Sadly the .com monopoly remains (along with the few other generic TLDs.) The answer there is to announce a phase out. All .com sites with generic meanings should get new names in the new system, but after a year or two they’ll get redirect as long as they want to pay. (Their new registrar will manage this and set the price.) All http requests, in particular would get an HTTP Redirect Permanent (301) so the browser shows the new name. E-mail MX would be provided but all sent email would use the new name. All old links and addresses would still work forever, but users would switch advertising and everything else to the new names at a reasonable pace. Yes, people who invested lots of money in trying to own words like “drugstore.com” lose some of that value, but it’s value they should never have been sold in the first place. (Companies with unique strings like microsoft.com could avoid the switch, but not non-unique ones like apple.com or ibm.com)
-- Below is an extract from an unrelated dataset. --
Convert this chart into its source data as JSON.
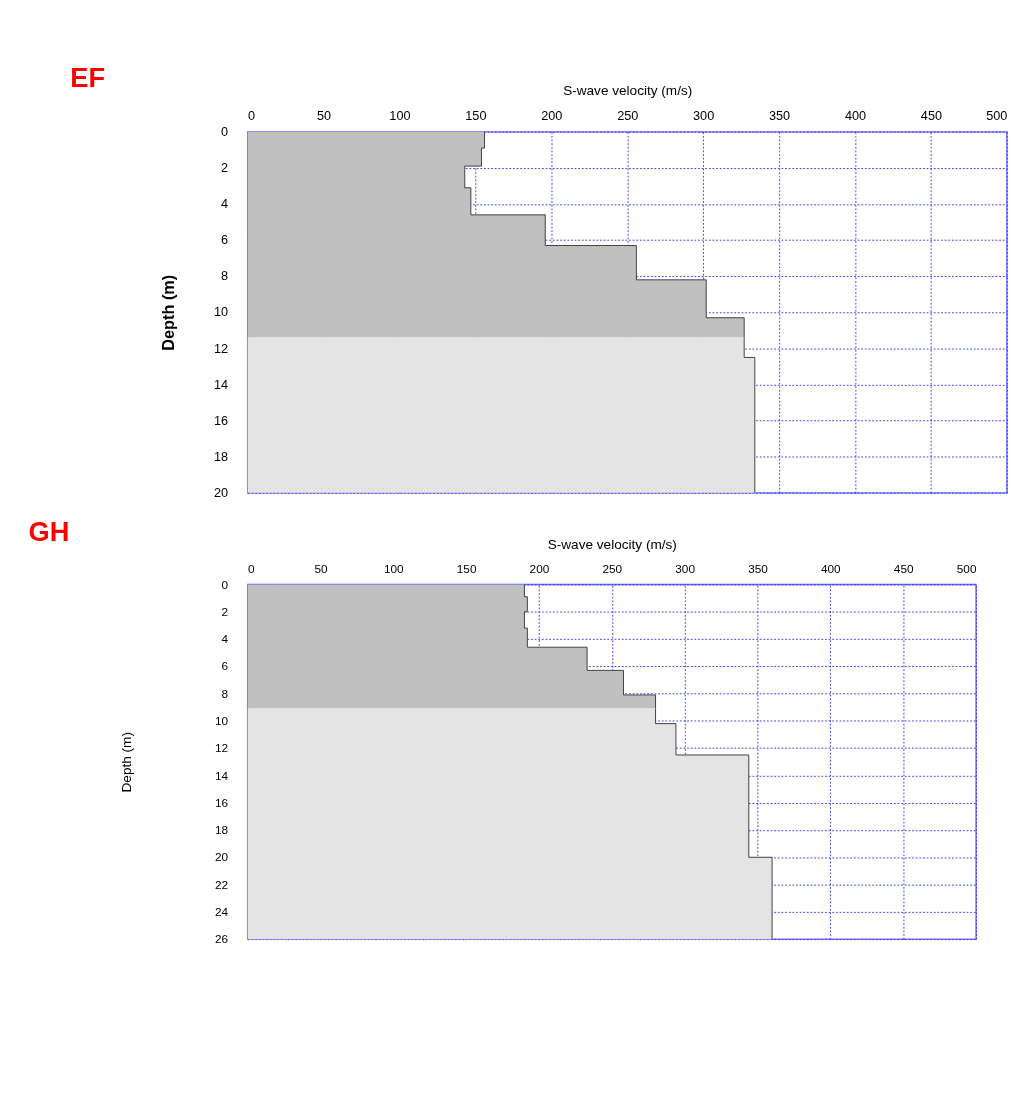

Check out the essays for the real details. Of course, at this point the forces of the “stakeholders” at ICANN are so powerful that I am tilting at windmills. They will go ahead even though it’s the wrong answer. And once done, it will be as hard to undo as .com is. But the right answer should still be proclaimed.

Is it even worth it anymore?

Who, these days, searches for things by typing random stuff into the address bar? It all starts at Google, or Bing, or Yahoo, or whatever else is still out there. Or it's a link from a blog, or it's printed in company literature, saw it on TV, on a sign, something.
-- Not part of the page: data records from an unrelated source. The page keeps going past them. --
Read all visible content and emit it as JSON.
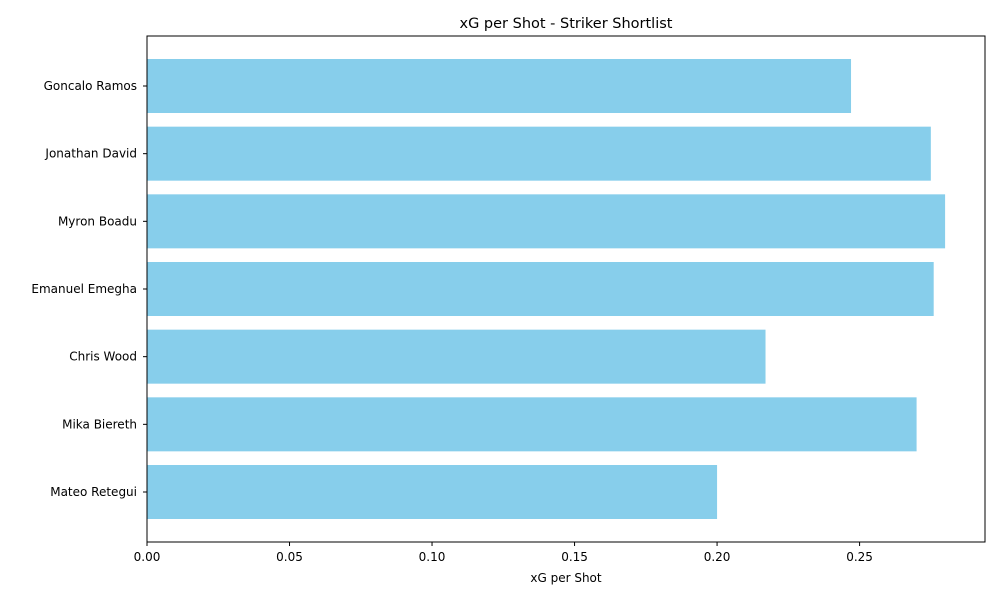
{
  "chart_data": {
    "type": "bar",
    "orientation": "horizontal",
    "title": "xG per Shot - Striker Shortlist",
    "xlabel": "xG per Shot",
    "ylabel": "",
    "categories": [
      "Goncalo Ramos",
      "Jonathan David",
      "Myron Boadu",
      "Emanuel Emegha",
      "Chris Wood",
      "Mika Biereth",
      "Mateo Retegui"
    ],
    "values": [
      0.247,
      0.275,
      0.28,
      0.276,
      0.217,
      0.27,
      0.2
    ],
    "xlim": [
      0.0,
      0.294
    ],
    "x_ticks": [
      "0.00",
      "0.05",
      "0.10",
      "0.15",
      "0.20",
      "0.25"
    ],
    "grid": false,
    "bar_color": "#87ceeb"
  }
}
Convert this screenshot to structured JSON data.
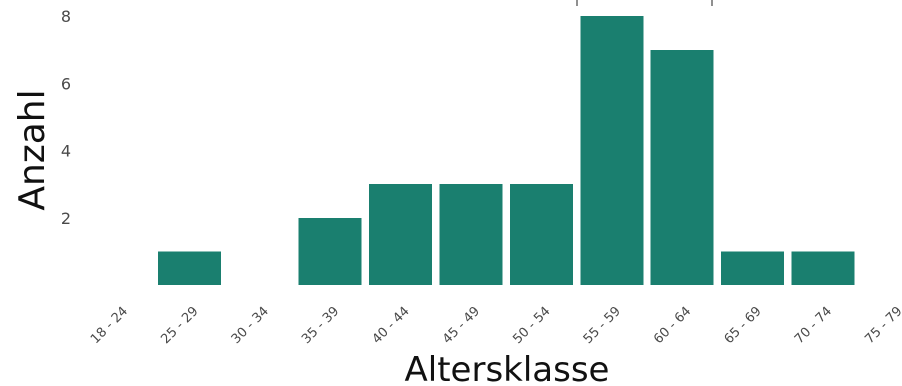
{
  "chart_data": {
    "type": "bar",
    "categories": [
      "18 - 24",
      "25 - 29",
      "30 - 34",
      "35 - 39",
      "40 - 44",
      "45 - 49",
      "50 - 54",
      "55 - 59",
      "60 - 64",
      "65 - 69",
      "70 - 74",
      "75 - 79"
    ],
    "values": [
      0,
      1,
      0,
      2,
      3,
      3,
      3,
      8,
      7,
      1,
      1,
      0
    ],
    "xlabel": "Altersklasse",
    "ylabel": "Anzahl",
    "ylim": [
      0,
      8
    ],
    "yticks": [
      2,
      4,
      6,
      8
    ],
    "grid": false,
    "bar_color": "#1a7f6f"
  }
}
Why would owning a generic domain name be useful anymore? Indeed, why aren't domain names just a single word now? It's not as though the "www." and ".com" descriptors are meaningful anymore.

Yes, it's worth it

While fewer people will just type “drugstore.com” into the address bar, companies like a name like that because it is memorable and makes them seem like the #1 player. They must be big or old, how else could they have that domain?

While people who bought generic words did get a fair amount of “I will type in the word and see what I get” traffic in the old days, I don’t know what they get today.
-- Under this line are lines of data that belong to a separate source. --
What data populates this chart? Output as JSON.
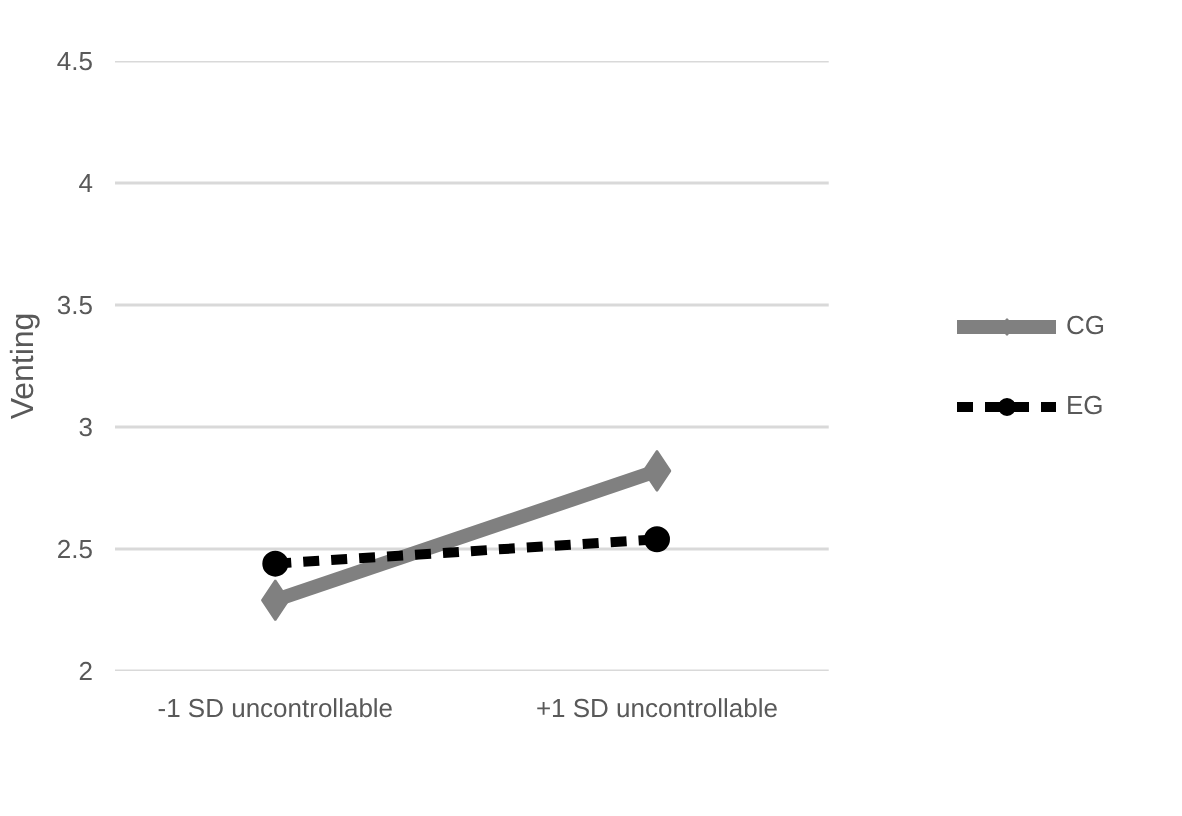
{
  "chart_data": {
    "type": "line",
    "ylabel": "Venting",
    "categories": [
      "-1 SD uncontrollable",
      "+1 SD uncontrollable"
    ],
    "series": [
      {
        "name": "CG",
        "color": "#808080",
        "values": [
          2.29,
          2.82
        ],
        "marker": "diamond",
        "line_style": "solid"
      },
      {
        "name": "EG",
        "color": "#000000",
        "values": [
          2.44,
          2.54
        ],
        "marker": "circle",
        "line_style": "dashed"
      }
    ],
    "ylim": [
      2,
      4.5
    ],
    "yticks": [
      2,
      2.5,
      3,
      3.5,
      4,
      4.5
    ],
    "grid": "y",
    "legend": "right"
  }
}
It has to be something, because the price for a real generic word domain in .com is still quite high, tens to hundreds of thousands of dollars. I don’t know if any are selling for millions as they used to but they might be.

common last names

I predict: registrars (or other entrepreneurs) will buy TLDs for common last names ('lee', 'brown', 'williams') to sell you . domains.

Separately, I would like to point out the usability problem in making domain names even harder for users to recognize. Currently "dot com" is a helpful token that means "the last thing I said is a web site", like "mister" means "the next thing I say is a name of a male". If the new TLDs actually take off, it seems like that token will become only "dot", which is even smaller and less audible. "Find us on places dot foursquare" is a lot harder to understand than "Find us on places dot foursquare dotcom".

Community domain rules

In the new ICANN rules, they have two types of TLDs, regular and “community.” A community domain is one aimed at a particular established community. To get that you have to show you are in charge of that community. This is where most of the vanity TLDs for corporations will go, because IBM can demonstrate it is in charge of “the IBM community” which they can define any way they like. They also expect organizations to register here, one could imagine something like “.ieee” for example.

I don’t know what they will do with communities where nobody is in charge, like family names. They may class that as generics, where it’s also the case that nobody is in charge. If two people both want “.smith” there will be a mediation and eventually an auction, though they say auctions are the last resort.